Возьмем, например, партийно-политическую работу. Идеологией раньше занимались священники, затем этим стали заниматься комиссары и политработники, потом снова пришли священники, а потом их заменили пресса, но уже того времени, в котором я нахожусь. И если армию держать в изоляции от общества и общественных течений, то это будет крайне реакционная вооруженная сила, которая будет сносить все без разбора, не жалея ни своих отцов, ни матерей. Вспомните Кровавое воскресенье девятого января в Петербурге. После этих событий офицеры Лейб-гвардии Семеновского полка стали нерукопожатными за подавление революции в Москве.
Такое бывает тогда, когда классовое и социальное расслоение в обществе настолько огромное, что выравнивание его невозможно без силы и кровопролития.
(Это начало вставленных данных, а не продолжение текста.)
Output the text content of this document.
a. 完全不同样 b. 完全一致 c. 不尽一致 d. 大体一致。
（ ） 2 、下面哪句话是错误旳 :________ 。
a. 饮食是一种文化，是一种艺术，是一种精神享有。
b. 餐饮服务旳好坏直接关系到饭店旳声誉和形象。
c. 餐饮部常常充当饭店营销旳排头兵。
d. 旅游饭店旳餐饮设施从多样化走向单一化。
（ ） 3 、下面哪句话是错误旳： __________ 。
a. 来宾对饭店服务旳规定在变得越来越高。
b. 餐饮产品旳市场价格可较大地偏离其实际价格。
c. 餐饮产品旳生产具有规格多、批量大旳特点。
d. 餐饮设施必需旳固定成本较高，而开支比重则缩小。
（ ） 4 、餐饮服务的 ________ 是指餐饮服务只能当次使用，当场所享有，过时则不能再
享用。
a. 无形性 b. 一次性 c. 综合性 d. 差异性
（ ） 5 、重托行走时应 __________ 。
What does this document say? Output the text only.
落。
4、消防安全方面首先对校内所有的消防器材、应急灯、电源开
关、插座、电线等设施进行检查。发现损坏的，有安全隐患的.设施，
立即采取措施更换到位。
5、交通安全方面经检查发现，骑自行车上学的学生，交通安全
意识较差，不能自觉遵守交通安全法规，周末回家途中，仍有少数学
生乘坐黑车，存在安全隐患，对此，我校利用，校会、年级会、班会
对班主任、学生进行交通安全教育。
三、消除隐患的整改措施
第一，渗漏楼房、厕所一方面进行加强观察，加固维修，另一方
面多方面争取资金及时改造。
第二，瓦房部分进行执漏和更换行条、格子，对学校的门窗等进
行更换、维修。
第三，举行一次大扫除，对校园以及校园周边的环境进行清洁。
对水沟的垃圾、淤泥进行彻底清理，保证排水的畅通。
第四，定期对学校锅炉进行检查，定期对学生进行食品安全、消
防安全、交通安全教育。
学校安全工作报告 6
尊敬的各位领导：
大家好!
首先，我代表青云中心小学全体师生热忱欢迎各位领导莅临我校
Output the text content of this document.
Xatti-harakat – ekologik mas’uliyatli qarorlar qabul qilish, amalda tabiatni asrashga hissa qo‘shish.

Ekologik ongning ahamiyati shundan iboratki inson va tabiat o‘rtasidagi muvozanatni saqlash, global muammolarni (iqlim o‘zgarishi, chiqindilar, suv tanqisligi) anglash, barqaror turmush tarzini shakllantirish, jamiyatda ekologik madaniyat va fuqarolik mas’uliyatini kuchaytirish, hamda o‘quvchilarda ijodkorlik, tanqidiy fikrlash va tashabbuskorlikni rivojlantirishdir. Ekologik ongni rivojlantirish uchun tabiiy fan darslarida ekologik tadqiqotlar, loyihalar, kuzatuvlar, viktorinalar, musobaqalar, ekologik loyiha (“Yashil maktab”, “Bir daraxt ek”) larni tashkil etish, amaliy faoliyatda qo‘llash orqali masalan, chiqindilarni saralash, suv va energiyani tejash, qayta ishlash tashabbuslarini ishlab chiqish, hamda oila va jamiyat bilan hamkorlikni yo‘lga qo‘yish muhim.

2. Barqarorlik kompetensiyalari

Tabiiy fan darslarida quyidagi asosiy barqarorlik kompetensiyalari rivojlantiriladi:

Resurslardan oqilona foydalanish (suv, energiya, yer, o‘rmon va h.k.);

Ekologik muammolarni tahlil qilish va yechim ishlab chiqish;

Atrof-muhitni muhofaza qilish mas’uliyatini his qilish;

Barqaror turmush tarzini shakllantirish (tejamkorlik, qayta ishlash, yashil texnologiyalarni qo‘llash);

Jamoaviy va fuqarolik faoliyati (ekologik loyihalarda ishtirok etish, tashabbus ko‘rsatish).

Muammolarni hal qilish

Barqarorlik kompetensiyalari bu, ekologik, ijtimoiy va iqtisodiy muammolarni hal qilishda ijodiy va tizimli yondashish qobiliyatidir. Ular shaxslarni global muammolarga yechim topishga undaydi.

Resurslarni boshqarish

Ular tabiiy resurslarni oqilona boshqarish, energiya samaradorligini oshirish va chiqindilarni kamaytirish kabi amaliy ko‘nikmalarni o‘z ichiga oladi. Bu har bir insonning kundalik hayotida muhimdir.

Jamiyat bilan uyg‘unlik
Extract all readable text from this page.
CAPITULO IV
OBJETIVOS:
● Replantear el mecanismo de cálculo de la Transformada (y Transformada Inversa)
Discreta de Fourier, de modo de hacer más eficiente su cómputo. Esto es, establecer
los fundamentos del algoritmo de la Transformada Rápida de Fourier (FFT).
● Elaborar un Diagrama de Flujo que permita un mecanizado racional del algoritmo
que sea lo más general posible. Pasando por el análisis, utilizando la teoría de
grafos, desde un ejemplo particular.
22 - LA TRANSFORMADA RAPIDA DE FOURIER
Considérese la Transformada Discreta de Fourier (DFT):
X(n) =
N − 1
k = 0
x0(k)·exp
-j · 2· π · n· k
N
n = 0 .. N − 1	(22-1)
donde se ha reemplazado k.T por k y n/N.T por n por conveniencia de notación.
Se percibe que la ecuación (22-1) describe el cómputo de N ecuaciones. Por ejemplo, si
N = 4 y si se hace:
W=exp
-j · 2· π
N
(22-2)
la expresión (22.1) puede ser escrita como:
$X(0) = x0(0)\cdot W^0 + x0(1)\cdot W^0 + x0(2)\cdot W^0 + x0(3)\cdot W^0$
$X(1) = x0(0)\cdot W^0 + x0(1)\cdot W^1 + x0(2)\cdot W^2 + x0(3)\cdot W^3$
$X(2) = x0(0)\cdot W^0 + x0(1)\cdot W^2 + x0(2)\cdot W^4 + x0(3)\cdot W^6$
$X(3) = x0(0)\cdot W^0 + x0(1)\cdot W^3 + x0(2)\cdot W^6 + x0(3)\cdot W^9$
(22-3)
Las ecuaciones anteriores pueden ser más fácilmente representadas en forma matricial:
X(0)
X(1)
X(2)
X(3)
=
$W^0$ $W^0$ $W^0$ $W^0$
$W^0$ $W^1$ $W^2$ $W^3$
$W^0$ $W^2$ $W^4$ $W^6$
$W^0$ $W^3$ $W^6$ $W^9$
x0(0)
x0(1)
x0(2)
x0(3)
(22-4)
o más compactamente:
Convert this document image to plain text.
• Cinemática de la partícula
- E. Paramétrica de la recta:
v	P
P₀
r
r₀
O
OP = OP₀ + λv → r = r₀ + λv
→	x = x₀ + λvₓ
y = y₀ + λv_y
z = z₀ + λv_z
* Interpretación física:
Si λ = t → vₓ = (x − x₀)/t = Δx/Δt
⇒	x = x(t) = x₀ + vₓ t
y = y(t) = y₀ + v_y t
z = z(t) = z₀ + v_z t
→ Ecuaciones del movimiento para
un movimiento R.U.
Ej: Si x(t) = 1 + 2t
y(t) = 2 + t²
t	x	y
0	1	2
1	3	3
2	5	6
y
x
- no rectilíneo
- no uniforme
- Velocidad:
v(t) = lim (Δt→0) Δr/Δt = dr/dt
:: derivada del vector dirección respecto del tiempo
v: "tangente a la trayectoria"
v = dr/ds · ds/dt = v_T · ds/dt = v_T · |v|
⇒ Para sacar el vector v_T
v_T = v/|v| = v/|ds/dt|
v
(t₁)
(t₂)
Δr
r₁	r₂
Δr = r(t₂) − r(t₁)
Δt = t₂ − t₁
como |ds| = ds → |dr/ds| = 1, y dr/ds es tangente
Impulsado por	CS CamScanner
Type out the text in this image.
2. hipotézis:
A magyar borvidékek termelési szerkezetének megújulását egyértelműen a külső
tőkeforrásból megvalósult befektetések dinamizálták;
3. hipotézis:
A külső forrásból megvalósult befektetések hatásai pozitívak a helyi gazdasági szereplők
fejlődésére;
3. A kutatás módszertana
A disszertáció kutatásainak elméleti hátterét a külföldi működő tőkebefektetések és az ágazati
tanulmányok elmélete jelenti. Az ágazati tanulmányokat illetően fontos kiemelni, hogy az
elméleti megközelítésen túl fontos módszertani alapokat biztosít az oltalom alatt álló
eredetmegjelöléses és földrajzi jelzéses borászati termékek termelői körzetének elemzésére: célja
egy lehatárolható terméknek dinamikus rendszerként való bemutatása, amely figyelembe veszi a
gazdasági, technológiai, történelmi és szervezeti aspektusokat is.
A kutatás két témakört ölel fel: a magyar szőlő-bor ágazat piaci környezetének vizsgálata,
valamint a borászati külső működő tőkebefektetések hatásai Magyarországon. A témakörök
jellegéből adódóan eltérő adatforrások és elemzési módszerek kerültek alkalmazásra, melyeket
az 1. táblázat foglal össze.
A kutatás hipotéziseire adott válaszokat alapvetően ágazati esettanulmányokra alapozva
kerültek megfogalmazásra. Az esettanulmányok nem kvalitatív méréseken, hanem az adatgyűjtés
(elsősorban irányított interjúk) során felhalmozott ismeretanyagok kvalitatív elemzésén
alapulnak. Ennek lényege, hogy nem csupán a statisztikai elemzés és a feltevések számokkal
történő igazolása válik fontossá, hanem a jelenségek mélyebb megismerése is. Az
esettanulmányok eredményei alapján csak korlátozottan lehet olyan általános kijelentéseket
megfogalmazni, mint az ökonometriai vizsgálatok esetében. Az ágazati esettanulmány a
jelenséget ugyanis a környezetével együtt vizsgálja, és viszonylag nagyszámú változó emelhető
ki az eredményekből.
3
У всех на памяти кровавые революции в Западной Европе и даже постреволюционное устройство не до конца решило все проблемы, а о России и говорить не приходится. Прогрессивная часть общества вытаскивает Россию в число передовых государств, а вся машина самодержавия упорно тянет в болото общинности и соборности. Революционное движение придавили, но оно затаилось в душах и умах склонных к переменам людей. Тигр заснул и стал выжидать время, чтобы проснуться вновь.